Re-analysis of Dean's Procedure
This exploration presents an analysis that, while very impressive, isn't as rigorous as the GCP formal presentations. Indeed it has some issues that lessen the impact, and it is worth knowing about them. There is a "spike" near the swearing in, but it's biggest contribution is from a point several minutes earlier (~11:49) that is swept in by the smoothing process. The following is a re-analysis by Peter Bancel discussing method and interpretation, and including some figures giving a more complete and more rigorous view.
Basics: Dean is looking for a deviation in the skewness of the trial variance. He does this by calculating the skewness of 1-minute devvars (as z-scores) in a 1-hour moving window. Dean finds a maximum odds value of 440-to-1 near the oath ceremony which he finds is a striking coincidence. My concern is that this may give a false impression that a global consciousness effect is registered in the network data at this moment. What follows is an effort to explain the concern.
Dean looks at smoothed skewness fluctuations for a standard normal variable with N=60. He then identifies a 440-to-1 peak in the odds ratio near the Oath as meaningful.
Here are 6 random simulations of Dean's procedure. That is, the procedure is applied to completely random data. On these plots the oath would occur at position 1020:
It's clear that this is a procedure whose null behavior is to produce odds peaks of the size he's found. The third plot here has a peak falling by chance quite near the "oath" position. My guess-timate is that the chance of an odds peak landing near the oath is about 1 in 10 (given the hour-long smoothing).
That is my main point. But the odds peak value may be overstated to a substantial degree.
First, he did 2 analyses, skewness and StoufferZ, so the odds needs to be reduced by 1/2. Since this is a unique test, it probably would be most appropriate to look at it as a two-tailed probability situation. Dean says he expected high skewness but as far as we know there isn't anything like this in the literature or in other work to justify a one-tailed test.

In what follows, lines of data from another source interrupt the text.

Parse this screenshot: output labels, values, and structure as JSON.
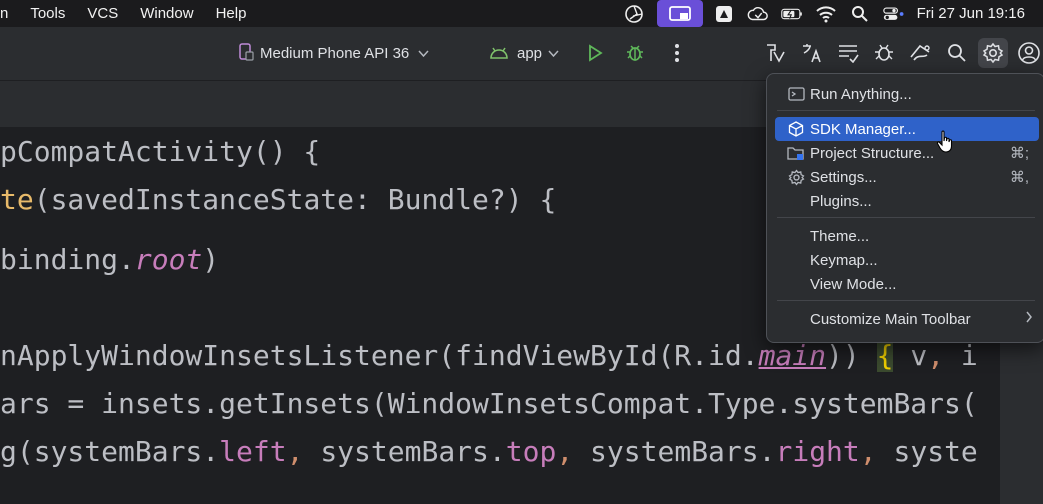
{
  "menubar": {
    "items": [
      "n",
      "Tools",
      "VCS",
      "Window",
      "Help"
    ],
    "clock": "Fri 27 Jun  19:16"
  },
  "toolbar": {
    "device": "Medium Phone API 36",
    "config": "app"
  },
  "editor": {
    "lines": [
      {
        "segments": [
          {
            "t": "pCompatActivity() {",
            "c": ""
          }
        ]
      },
      {
        "segments": [
          {
            "t": "te",
            "c": "fnc"
          },
          {
            "t": "(savedInstanceState: Bundle?) {",
            "c": ""
          }
        ]
      },
      {
        "segments": [
          {
            "t": "binding.",
            "c": ""
          },
          {
            "t": "root",
            "c": "italicp"
          },
          {
            "t": ")",
            "c": ""
          }
        ]
      },
      {
        "segments": [
          {
            "t": "nApplyWindowInsetsListener(findViewById(R.id.",
            "c": ""
          },
          {
            "t": "main",
            "c": "italicp ul"
          },
          {
            "t": ")) ",
            "c": ""
          },
          {
            "t": "{",
            "c": "brace"
          },
          {
            "t": " v",
            "c": ""
          },
          {
            "t": ",",
            "c": "orange"
          },
          {
            "t": " i",
            "c": ""
          }
        ]
      },
      {
        "segments": [
          {
            "t": "ars = insets.getInsets(WindowInsetsCompat.Type.systemBars(",
            "c": ""
          }
        ]
      },
      {
        "segments": [
          {
            "t": "g(systemBars.",
            "c": ""
          },
          {
            "t": "left",
            "c": "prop"
          },
          {
            "t": ", ",
            "c": "orange"
          },
          {
            "t": "systemBars.",
            "c": ""
          },
          {
            "t": "top",
            "c": "prop"
          },
          {
            "t": ", ",
            "c": "orange"
          },
          {
            "t": "systemBars.",
            "c": ""
          },
          {
            "t": "right",
            "c": "prop"
          },
          {
            "t": ", ",
            "c": "orange"
          },
          {
            "t": "syste",
            "c": ""
          }
        ]
      }
    ]
  },
  "popup": {
    "run_anything": "Run Anything...",
    "sdk_manager": "SDK Manager...",
    "project_structure": "Project Structure...",
    "project_structure_shortcut": "⌘;",
    "settings": "Settings...",
    "settings_shortcut": "⌘,",
    "plugins": "Plugins...",
    "theme": "Theme...",
    "keymap": "Keymap...",
    "view_mode": "View Mode...",
    "customize": "Customize Main Toolbar"
  },
  "colors": {
    "accent": "#2f62c9",
    "menubar_active": "#6a4fd8"
  }
}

There is no obvious analytical relation between 'coherence', 'order' or other such notions and the direction of skewness of the data distribution. You might claim that high skewness means that there are trial variance z-scores with high value, and that this is indicative of an increased devvar z-scores he's testing for. But that's not true. The skewness doesn't correlate with the z-scores in any simple way (except for the 3rd moment, of course...). A sound and justifiable procedure would specify that probability tests must be 2-tailed unless he predicted in advance, preferably via an analytical argument, for high skewness.
Correcting for two analyses means that the odds ratio needs to be reduced 2x, from 440 to 220. Using the arguably correct 2-tailed probability estimate would reduce it by another factor of 2 to 110.
There are some minor corrections that might be made by using more accurate estimates for the transformations of variance and skewness to Z-scores. One can say that quick and convenient approximations are OK for explorations, but it is worth noting that such calculational differences in this case amount to more than 20 percent. If all the corrections and revised estimates are applied, the final value of the odds ratio is about 76 to 1 with a corresponding Z score of about 2.2.
Of course this is still a significant statistic for a peak that is near an important moment. The remaining question is whether that location in time is driven by the moment.
Finally, here's a plot of Dean's procedure using the calculations, corrections and probability methods I described. Some structure appears that is not in Dean's analysis because I'm doing 2-tails and negative z-scores contribute. Remember any "null" plot will look roughly the same and the only issue on the table is whether one wants to argue that the placement of a given peak relative to the day's events has any meaning.